For the past month, I have had a void in my heart and I have been waiting for another cat to find me. My grandmother has a feral colony on her property, it is where I keep my horses so I see them daily. I have always kept tabs on them. I had been noticing a bold little siamese looking kitten/cat who watched be intently and could not wait to explore the feed room, my jeep, anything that I had opened or been in was fair game for exploration. I thought it was a very pretty cat and I love the adventureous personality. I pointed it out to my husband and he agreed - little siamese was to be our next cat. The kitten/cat has been dubbed Tribble and is now right beside me in a kennel as I type this. Tribble is amazing so far. No hissing, growling or lashing out - but obviously scared. I think I can earn Tribble's trust. Time will tell. I will keep updating the process in the feral cat forum.

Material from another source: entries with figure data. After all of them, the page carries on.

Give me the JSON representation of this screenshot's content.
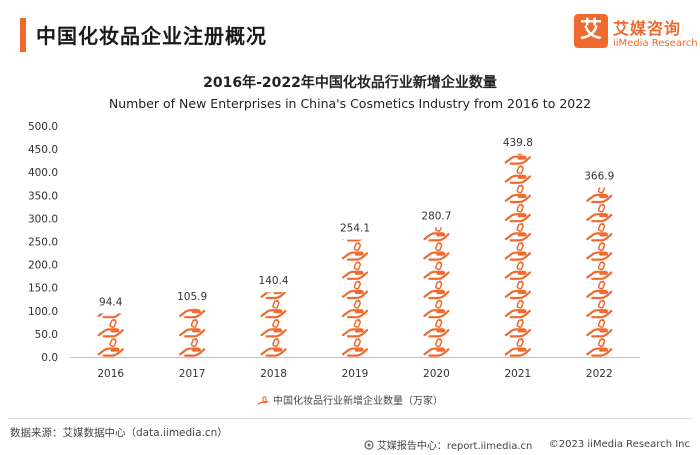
{
  "header": {
    "title": "中国化妆品企业注册概况",
    "accent_color": "#ee6a2e"
  },
  "brand": {
    "logo_char": "艾",
    "name_cn": "艾媒咨询",
    "name_en": "iiMedia Research",
    "color": "#ee6a2e"
  },
  "chart_data": {
    "type": "bar",
    "title": "2016年-2022年中国化妆品行业新增企业数量",
    "subtitle": "Number of New Enterprises in China's Cosmetics Industry from 2016 to 2022",
    "categories": [
      "2016",
      "2017",
      "2018",
      "2019",
      "2020",
      "2021",
      "2022"
    ],
    "series": [
      {
        "name": "中国化妆品行业新增企业数量（万家）",
        "values": [
          94.4,
          105.9,
          140.4,
          254.1,
          280.7,
          439.8,
          366.9
        ]
      }
    ],
    "data_labels": [
      "94.4",
      "105.9",
      "140.4",
      "254.1",
      "280.7",
      "439.8",
      "366.9"
    ],
    "ylim": [
      0,
      500
    ],
    "yticks": [
      "0.0",
      "50.0",
      "100.0",
      "150.0",
      "200.0",
      "250.0",
      "300.0",
      "350.0",
      "400.0",
      "450.0",
      "500.0"
    ],
    "grid": false,
    "legend_position": "bottom",
    "bar_style": "stacked hand-holding-bottle pictograms",
    "bar_color": "#ee6a2e"
  },
  "footer": {
    "source": "数据来源：艾媒数据中心（data.iimedia.cn）",
    "report_center": "艾媒报告中心：report.iimedia.cn",
    "copyright": "©2023  iiMedia Research  Inc"
  }
}
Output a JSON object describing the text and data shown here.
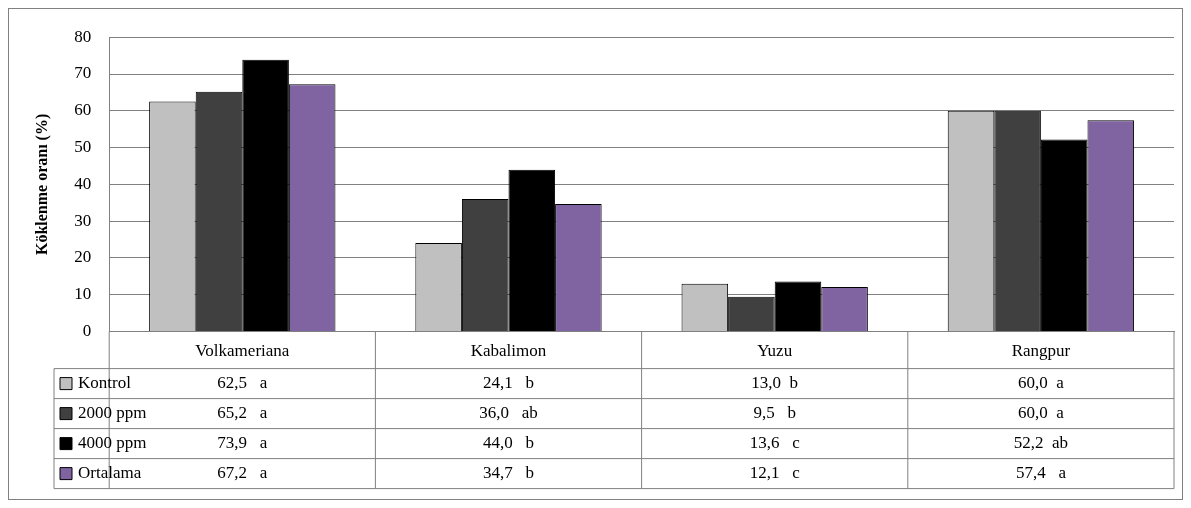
{
  "chart_data": {
    "type": "bar",
    "ylabel": "Köklenme oranı (%)",
    "categories": [
      "Volkameriana",
      "Kabalimon",
      "Yuzu",
      "Rangpur"
    ],
    "series": [
      {
        "name": "Kontrol",
        "color": "#c0c0c0",
        "values": [
          62.5,
          24.1,
          13.0,
          60.0
        ],
        "value_labels": [
          "62,5   a",
          "24,1   b",
          "13,0  b",
          "60,0  a"
        ]
      },
      {
        "name": "2000 ppm",
        "color": "#404040",
        "values": [
          65.2,
          36.0,
          9.5,
          60.0
        ],
        "value_labels": [
          "65,2   a",
          "36,0   ab",
          "9,5   b",
          "60,0  a"
        ]
      },
      {
        "name": "4000 ppm",
        "color": "#000000",
        "values": [
          73.9,
          44.0,
          13.6,
          52.2
        ],
        "value_labels": [
          "73,9   a",
          "44,0   b",
          "13,6   c",
          "52,2  ab"
        ]
      },
      {
        "name": "Ortalama",
        "color": "#8064a2",
        "values": [
          67.2,
          34.7,
          12.1,
          57.4
        ],
        "value_labels": [
          "67,2   a",
          "34,7   b",
          "12,1   c",
          "57,4   a"
        ]
      }
    ],
    "ylim": [
      0,
      80
    ],
    "yticks": [
      0,
      10,
      20,
      30,
      40,
      50,
      60,
      70,
      80
    ],
    "grid": "y",
    "legend": "bottom"
  }
}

Now, some pictures of my kids! The orange kitty is Tenacious D, Tribble is the one that is in jail.


----------



## kitkat (Sep 22, 2003)

Beautiful animals and I'm sorry to hear about Tenacious D. I enjoyed your pictures and welcome to the board :wink


----------



## Kiraz (Sep 11, 2006)

Very nice animals! Welcome on forum!


----------



## Jessie_pen (Sep 30, 2006)

Hi and what beautiful animals you have


----------



## DesnBaby (Apr 18, 2004)

Welcome to the board







, you've got lovely cats







, sorry about Tenacious D  .


----------



## Jeanie (Jun 18, 2003)

Hi, and welcome! I know about Tribble and hope he proves to be as friendly as he seems to be. I love the horses too!


----------